The Crown does its best to depict the relentlessness with which Diana was pursued by the media. It shows her hiding inside a jewellery store in Monte Carlo, panicked by the crowds swarming the windows. It shows her cowering in fear inside her car in Paris, as photographers shove their lenses into the window and block traffic to prevent her from getting through. And in the previous season, it portrayed the duplicitous, unethical way that Martin Bashir tricked her into an interview about the breakdown of her marriage with Prince Charles.

Which is why the omission of the Earl of Spencer’s speech feels like such a missed opportunity. The media frenzy around Diana was, after all, indirectly responsible for her death. In 2008, a jury ruled that the People’s Princess and Dodi Fayed were unlawfully killed by the reckless actions of their driver and the paparazzi tailing them in 1997.

More importantly, Charles’s words still ring in the ears of the royal family – and the British public – today. Prince Harry recalled the profound effect his uncle’s speech had on him as a child sitting in Westminster Abbey: “Towards the end of the service came Uncle Charles, who used his allotted time to blast everyone – family, nation, press – for stalking Mummy to her death. You could feel the abbey, the nation outside, recoil from the blow. Truth hurts,” he wrote in Spare.

To be fair, The Crown is more often criticised for what it does include rather than what it leaves out. This season it faced scrutiny for depicting Diana and Dodi’s ghosts, as well as for showing the couple’s car driving into the tunnel in the moments leading up to their crash.
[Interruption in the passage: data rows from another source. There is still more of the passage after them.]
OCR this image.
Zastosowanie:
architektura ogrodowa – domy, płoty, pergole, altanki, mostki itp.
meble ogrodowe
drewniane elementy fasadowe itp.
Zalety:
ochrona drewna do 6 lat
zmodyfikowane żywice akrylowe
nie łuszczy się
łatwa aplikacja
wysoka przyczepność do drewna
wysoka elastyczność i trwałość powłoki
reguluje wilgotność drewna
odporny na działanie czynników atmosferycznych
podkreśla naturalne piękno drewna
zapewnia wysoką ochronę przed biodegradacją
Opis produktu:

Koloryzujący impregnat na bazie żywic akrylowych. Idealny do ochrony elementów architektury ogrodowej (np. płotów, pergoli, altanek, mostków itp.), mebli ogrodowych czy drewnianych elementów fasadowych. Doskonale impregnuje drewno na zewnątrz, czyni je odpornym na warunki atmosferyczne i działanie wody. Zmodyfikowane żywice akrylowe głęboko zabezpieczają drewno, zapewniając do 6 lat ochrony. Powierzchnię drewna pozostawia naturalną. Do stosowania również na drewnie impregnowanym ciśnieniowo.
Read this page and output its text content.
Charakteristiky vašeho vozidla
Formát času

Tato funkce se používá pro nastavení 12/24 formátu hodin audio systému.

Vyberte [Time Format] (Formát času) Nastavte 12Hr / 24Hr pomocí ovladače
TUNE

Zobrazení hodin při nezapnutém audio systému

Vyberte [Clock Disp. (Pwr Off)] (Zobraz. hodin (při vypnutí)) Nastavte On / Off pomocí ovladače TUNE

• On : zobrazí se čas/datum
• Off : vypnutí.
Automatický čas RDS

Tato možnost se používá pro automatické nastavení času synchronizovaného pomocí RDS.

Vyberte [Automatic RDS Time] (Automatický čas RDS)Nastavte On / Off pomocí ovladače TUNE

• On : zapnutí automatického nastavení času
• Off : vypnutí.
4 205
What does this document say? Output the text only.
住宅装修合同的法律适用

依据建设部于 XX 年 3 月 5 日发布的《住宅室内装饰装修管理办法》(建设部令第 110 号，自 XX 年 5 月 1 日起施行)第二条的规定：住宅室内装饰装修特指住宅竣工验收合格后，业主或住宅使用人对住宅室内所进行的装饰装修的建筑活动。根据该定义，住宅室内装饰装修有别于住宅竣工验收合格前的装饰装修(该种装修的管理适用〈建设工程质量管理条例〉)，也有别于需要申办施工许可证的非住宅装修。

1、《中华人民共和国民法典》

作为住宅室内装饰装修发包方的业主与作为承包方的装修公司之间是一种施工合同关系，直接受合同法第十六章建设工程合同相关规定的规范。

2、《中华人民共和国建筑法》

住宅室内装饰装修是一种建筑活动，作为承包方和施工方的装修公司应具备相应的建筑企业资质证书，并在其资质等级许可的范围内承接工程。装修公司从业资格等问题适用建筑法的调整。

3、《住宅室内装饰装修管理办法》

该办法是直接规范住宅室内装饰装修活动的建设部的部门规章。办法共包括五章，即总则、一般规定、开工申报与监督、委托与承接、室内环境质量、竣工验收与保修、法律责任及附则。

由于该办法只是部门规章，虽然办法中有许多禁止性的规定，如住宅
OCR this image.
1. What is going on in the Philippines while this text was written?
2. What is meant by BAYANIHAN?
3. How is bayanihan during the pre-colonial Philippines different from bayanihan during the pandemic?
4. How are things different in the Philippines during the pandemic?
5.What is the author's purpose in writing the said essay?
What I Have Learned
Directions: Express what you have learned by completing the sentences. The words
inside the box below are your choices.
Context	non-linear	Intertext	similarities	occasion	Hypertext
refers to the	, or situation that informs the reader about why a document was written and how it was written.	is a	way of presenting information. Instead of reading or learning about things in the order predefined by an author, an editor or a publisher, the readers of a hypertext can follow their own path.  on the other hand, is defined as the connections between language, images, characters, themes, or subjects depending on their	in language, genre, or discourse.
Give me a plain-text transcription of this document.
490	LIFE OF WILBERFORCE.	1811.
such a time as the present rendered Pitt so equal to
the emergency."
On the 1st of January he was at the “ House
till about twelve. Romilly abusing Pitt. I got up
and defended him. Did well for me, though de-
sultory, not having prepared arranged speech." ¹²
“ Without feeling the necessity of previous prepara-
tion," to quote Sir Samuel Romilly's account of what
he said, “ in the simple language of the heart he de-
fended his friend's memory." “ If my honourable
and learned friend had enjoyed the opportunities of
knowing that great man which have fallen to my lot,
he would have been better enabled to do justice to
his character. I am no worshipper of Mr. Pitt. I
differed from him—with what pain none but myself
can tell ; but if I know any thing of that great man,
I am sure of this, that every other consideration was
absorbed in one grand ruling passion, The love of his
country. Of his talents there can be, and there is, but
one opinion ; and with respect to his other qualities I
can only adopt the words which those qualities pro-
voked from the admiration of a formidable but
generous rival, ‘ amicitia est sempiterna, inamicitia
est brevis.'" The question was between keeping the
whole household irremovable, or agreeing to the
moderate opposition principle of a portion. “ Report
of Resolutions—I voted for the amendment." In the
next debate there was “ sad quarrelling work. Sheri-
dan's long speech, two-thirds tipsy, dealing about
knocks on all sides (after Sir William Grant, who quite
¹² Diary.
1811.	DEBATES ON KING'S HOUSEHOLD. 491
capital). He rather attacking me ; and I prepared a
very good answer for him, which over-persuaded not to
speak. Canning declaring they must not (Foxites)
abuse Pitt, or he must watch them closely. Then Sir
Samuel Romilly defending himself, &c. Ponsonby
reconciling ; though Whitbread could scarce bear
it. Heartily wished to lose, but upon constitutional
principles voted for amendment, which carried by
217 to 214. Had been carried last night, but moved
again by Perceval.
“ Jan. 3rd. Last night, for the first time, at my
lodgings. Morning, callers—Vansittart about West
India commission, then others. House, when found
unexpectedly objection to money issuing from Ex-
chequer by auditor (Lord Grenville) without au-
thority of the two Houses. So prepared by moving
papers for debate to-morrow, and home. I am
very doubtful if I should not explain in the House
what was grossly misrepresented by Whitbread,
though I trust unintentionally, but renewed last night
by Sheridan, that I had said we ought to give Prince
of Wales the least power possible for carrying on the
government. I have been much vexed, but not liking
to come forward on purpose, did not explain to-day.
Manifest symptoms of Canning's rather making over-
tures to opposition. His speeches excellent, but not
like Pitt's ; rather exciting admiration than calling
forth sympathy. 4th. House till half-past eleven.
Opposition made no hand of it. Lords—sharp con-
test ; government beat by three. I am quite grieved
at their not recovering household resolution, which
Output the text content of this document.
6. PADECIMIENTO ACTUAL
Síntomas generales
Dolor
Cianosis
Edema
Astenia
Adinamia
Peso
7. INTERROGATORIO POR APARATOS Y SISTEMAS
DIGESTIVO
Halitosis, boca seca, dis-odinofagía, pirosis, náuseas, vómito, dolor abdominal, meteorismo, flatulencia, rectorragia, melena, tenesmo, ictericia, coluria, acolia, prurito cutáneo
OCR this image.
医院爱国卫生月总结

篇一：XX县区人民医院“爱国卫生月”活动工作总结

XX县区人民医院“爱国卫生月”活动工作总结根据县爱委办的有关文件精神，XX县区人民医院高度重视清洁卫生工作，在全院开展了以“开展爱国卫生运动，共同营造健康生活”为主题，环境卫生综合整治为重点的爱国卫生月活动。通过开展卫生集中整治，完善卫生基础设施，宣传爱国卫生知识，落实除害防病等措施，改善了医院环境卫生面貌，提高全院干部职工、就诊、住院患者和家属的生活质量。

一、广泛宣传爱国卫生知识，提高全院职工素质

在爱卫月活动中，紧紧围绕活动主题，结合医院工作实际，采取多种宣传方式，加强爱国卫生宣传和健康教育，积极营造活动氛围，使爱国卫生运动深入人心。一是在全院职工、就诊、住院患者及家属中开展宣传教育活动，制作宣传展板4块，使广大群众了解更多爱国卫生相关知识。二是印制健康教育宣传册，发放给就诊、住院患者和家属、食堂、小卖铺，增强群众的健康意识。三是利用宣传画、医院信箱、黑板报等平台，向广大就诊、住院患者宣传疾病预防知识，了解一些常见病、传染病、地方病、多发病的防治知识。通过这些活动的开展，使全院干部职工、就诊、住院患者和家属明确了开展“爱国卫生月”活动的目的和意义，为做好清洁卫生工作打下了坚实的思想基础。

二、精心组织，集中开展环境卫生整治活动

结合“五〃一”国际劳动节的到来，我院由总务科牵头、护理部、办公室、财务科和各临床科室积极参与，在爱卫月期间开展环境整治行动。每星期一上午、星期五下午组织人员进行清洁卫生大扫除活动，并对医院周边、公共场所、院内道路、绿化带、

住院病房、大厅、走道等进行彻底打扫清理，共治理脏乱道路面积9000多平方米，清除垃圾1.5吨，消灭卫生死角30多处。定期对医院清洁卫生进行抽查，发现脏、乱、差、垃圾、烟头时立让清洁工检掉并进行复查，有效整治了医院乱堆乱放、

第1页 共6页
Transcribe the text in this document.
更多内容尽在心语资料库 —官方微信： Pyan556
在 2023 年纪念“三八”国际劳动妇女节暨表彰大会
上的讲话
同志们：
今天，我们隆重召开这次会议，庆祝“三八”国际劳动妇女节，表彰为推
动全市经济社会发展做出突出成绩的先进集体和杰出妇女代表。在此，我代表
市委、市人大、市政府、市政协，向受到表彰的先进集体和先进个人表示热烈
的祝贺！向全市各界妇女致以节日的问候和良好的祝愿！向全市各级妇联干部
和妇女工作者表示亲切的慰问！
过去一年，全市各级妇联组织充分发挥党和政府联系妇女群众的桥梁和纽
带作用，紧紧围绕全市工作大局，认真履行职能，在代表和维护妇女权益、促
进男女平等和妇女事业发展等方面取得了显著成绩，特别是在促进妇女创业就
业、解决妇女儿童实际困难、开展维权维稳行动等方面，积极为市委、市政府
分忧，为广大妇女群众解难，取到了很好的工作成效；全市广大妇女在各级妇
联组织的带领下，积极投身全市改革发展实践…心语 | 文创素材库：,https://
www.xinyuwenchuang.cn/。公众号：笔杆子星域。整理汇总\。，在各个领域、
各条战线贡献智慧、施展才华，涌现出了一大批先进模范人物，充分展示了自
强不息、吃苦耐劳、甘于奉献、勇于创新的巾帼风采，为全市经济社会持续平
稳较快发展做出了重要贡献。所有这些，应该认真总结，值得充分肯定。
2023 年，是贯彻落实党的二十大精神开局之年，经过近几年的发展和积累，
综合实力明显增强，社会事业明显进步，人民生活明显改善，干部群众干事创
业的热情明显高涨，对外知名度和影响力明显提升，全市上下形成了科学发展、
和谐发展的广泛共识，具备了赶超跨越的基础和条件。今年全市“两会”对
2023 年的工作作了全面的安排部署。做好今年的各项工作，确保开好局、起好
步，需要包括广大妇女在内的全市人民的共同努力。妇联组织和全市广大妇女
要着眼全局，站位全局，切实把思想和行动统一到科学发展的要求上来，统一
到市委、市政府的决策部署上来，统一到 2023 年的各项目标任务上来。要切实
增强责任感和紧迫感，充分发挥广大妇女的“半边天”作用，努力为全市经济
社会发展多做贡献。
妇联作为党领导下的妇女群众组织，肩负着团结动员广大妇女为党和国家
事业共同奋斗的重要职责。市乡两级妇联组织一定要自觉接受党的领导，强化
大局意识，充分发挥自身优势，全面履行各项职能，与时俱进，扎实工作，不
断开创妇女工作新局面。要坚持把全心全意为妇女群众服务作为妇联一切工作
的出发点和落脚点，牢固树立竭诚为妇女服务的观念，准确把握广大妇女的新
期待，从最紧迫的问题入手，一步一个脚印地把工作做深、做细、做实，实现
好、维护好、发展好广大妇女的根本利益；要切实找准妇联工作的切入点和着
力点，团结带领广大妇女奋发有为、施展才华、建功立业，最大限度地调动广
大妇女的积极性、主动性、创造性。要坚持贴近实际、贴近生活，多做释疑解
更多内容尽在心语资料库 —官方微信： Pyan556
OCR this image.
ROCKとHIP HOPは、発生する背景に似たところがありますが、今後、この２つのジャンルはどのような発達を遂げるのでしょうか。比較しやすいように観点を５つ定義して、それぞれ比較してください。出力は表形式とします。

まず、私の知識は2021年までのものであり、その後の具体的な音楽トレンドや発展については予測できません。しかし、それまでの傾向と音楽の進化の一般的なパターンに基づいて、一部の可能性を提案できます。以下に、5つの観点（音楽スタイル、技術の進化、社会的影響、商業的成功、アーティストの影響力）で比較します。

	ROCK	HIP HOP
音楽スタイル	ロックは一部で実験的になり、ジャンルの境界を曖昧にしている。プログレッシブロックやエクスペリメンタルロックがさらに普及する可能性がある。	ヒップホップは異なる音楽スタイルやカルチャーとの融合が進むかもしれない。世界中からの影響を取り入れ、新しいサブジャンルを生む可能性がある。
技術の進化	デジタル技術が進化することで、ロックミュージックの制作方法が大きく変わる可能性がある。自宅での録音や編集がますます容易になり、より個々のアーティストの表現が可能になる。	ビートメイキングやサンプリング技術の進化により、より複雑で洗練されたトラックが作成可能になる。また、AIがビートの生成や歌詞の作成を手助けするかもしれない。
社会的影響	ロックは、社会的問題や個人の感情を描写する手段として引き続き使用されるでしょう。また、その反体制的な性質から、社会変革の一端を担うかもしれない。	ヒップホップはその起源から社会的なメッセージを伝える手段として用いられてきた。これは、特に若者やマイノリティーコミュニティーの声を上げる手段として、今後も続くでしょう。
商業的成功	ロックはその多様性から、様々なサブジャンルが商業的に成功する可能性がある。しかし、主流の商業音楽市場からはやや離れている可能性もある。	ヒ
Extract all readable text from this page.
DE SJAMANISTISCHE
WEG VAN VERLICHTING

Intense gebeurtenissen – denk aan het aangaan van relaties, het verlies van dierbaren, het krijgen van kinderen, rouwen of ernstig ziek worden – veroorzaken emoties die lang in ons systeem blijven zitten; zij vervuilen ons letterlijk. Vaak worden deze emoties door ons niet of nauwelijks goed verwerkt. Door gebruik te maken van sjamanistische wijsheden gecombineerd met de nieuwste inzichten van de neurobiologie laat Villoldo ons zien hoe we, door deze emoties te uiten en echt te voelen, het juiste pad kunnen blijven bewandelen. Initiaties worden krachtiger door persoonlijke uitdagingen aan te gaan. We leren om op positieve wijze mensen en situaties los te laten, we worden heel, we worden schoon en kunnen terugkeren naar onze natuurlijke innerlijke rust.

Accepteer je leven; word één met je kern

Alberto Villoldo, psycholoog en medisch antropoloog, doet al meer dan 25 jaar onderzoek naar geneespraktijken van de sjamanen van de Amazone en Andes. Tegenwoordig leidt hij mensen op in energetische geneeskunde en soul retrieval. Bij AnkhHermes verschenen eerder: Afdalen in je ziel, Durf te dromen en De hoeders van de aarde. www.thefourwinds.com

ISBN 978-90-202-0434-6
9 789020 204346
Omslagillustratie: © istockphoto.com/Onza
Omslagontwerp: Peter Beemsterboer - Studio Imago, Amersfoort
There’s a fine line between dramatising Diana’s death and sensationalising it – her sons, after all, are still very much alive, and the public’s memory of her is still fresh. A critically acclaimed show doesn’t need to be cruel. Yet if The Crown’s aim was to tell the definitive story of the late Queen’s reign, the Earl of Spencer’s eulogy would have provided valuable context for the behaviour of the next general of royals – not least Diana’s youngest son.